Is there a way, as this supposed fruit distributor, that I can control ownership of the fruit I sell until they reach the final consumer? What if the good is intellectual over physical (e.g. music over fruit)?

I'm specifically referring to American and European law here, as I doubt restrictions on the cheaper regions' side are going to help much if at all.

  • So what you want to do is prohibit resale of your goods from cheap zone X to expensive zone Y, right? How do you define "final consumer"?
    – user6726
    Nov 4, 2017 at 23:51
  • Fair point. In which case, is there a way of controlling resale in perpetuity, or at least within the reasonable shelf life of the product? Nov 5, 2017 at 0:01

2 Answers 2


The US Supreme Court case Kirtsaeng v. John Wiley & Sons, Inc. appears to apply the First Sale Doctrine even to things imported from abroad. A textbook company was selling books at a discount overseas, and it was found that they couldn't prevent them from being imported even though it would be problematic for their pricing strategy.

European Union rules might be a bit different. There's a directive that has some similar language for computer programs.

  1. The first sale in the Community of a copy of a program by the rightholder or with his consent shall exhaust the distribution right within the Community of that copy, with the exception of the right to control further rental of the program or a copy thereof.

This is a much more slippery question than it appears at first glance.

It is common place for a seller of goods or intellectual property to enter into contracts with first tier distributors of the product assigning them territories, prohibiting them from competing in other markets, and only awarding them commissions on their sales if the sales are made to someone in their territory. Often there is a "suggested retail price" in these contracts.

But, restricting distribution further down the distribution chain implicates the "first sale doctrine" for patented goods, and common law or civil code created legal doctrines invalidating restraints on alienation for non-patented goods. So, your distributor in India might be hard pressed to sell wholesale to a wholesaler with a binding contract prohibiting distribution to Europe, although your first tier distributor could cease doing business with a wholesaler who was discovered to be doing so.

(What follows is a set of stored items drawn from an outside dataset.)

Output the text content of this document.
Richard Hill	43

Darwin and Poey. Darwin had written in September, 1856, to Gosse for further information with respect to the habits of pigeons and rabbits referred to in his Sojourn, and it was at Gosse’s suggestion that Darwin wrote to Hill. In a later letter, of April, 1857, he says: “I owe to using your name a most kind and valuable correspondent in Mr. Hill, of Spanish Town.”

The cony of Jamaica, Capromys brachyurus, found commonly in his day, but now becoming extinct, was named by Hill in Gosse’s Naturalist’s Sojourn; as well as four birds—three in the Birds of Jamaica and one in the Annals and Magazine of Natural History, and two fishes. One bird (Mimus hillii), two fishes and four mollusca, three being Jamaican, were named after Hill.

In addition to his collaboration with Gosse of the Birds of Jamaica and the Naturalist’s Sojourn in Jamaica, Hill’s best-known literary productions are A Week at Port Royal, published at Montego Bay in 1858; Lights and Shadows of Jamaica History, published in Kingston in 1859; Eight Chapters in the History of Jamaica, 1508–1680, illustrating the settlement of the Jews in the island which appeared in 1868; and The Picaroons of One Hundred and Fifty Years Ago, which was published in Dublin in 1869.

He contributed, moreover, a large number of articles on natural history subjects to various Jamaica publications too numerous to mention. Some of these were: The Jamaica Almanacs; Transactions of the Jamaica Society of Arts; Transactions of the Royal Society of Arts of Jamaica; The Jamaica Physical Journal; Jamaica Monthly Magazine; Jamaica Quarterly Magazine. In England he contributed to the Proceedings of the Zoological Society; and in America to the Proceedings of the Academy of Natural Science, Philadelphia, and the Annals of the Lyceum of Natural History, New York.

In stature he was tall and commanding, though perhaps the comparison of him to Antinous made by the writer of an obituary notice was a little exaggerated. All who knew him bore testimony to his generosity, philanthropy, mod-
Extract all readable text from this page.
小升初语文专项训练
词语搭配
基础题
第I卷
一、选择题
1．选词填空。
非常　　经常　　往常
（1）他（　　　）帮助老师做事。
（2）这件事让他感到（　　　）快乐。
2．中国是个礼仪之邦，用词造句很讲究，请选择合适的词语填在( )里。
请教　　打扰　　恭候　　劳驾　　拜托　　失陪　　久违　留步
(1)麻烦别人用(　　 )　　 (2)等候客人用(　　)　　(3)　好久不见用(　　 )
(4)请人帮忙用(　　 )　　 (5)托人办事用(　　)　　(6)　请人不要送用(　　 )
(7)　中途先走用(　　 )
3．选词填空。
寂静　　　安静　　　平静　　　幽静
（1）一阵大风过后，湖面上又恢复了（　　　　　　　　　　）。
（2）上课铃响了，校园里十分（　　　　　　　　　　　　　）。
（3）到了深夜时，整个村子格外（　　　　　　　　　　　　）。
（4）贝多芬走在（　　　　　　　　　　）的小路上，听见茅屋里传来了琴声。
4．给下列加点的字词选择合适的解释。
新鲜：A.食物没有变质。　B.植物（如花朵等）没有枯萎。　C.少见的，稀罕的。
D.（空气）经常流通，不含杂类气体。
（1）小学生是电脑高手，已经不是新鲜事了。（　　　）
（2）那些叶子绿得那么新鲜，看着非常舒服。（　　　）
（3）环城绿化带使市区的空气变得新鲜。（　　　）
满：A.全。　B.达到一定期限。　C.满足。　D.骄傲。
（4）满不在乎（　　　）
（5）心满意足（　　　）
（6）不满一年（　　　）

Also, fixing prices in a binding manner for secondary distributors can violate anti-trust laws.

The business model that affords the most control is vertical integration. If the orchard owner had divisions of the same company that directly sell to the public at brick and mortar stores around the world or via mail order, handles its own transportation and customs compliance, and does not sell the goods to intermediate distributors, it is possible to gain a great deal of control of where and at what price goods are distributed.

Historically, it hasn't been viable as a matter of technological and commercial reality for orchard owners to set up that kind of distribution network. The fruit producer needs to be very large to make that kind of setup viable, and really, would be better off if the portfolio of goods sold was larger. But, in this age of high speed air freight, refrigerated cargo ships, and the Internet, a direct to consumer retail sale model for a particular producer is a lot more viable than it used to be.